Understanding PCI Compliance
The PCI Data Security Standard (PCI DSS) is a combination of best practices and associated requirements covering security management, policies, procedures, network architecture, software design, and other protective measures. These requirements apply to all entities that store, process, and/or transmit cardholder data.
The high-level requirements as detailed by the PCI Security Standards Council (PCI SSC) are as follows:
| Build and Maintain a Secure Network |
| Requirement 1: Install and maintain a firewall configuration to protect cardholder data |
| Requirement 2: Do not use vendor-supplied defaults for system passwords and other security parameters |
| Protect Cardholder Data |
| Requirement 3: Protect stored cardholder data |
| Requirement 4: Encrypt transmission of cardholder data across open, public networks |
| Maintain a Vulnerability Management Program |
| Requirement 5: Use and regularly update anti-virus software |
| Requirement 6: Develop and maintain secure systems and applications |
| Implement Strong Access Control Measures |
| Requirement 7: Restrict access to cardholder data by business need-to-know |
| Requirement 8: Assign a unique ID to each person with computer access |
| Requirement 9: Restrict physical access to cardholder data |
| Regularly Monitor and Test Networks |
| Requirement 10: Track and monitor all access to network resources and cardholder data |
| Requirement 11: Regularly test security systems and processes |
| Maintain an Information Security Policy |
| Requirement 12: Maintain a policy that addresses information security for all personnel |
Depending on a business’s annual transaction volume, it will fall into one of two Service Provider Levels, which will determine the type of validation action required to achieve PCI compliance.
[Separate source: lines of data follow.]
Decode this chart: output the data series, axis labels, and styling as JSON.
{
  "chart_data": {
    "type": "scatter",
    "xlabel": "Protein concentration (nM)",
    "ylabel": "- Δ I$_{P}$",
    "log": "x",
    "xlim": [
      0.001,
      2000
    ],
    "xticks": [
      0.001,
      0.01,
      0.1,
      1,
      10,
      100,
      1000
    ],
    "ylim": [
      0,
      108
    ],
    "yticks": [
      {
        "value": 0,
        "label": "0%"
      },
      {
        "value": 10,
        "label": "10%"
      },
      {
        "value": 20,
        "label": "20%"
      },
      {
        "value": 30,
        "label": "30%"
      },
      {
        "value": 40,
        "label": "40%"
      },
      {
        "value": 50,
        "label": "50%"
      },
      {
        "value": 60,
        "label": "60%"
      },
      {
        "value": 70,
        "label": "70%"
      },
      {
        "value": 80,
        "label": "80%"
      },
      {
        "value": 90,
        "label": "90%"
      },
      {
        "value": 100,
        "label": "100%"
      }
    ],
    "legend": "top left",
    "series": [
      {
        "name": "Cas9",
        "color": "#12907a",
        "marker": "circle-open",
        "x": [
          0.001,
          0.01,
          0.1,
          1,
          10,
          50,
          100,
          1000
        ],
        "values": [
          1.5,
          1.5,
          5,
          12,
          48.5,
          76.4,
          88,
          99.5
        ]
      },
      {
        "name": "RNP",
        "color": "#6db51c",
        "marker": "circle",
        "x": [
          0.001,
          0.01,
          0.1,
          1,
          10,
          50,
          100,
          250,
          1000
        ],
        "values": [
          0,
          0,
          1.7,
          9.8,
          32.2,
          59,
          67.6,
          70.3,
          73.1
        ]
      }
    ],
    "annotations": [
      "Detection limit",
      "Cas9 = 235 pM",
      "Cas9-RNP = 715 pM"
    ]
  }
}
Larger entities may require an annual on-site assessment and corresponding Report on Compliance (ROC) from a Qualified Security Assessor (QSA), while smaller businesses may simply be required to submit an annual Self-Assessment Questionnaire (SAQ).
In either case, regular reports are required for PCI compliance.
What is PA-DSS?
To help software vendors and others develop secure payment applications, the Council maintains the Payment Application Data Security Standard (PA-DSS).
The PA-DSS is a set of security requirements that govern how payment applications must handle the capture, storage, processing and transmission of sensitive cardholder data as well as administrative, maintenance, and logging functions of the application.
The PA-DSS applies to application developers and integrators of payment applications that store, process or transmit cardholder data as part of authorization or settlement when these applications are sold, distributed or licensed to third parties. Payment applications, when implemented according to the PA-DSS and when implemented in a PCI DSS compliant environment, should facilitate and support merchant PCI DSS compliance.
Why PCI Compliance Matters
If your solution is designed to capture, process, store, or transmit credit card data, you are obligated to comply with one or more of the payment card industry security standards.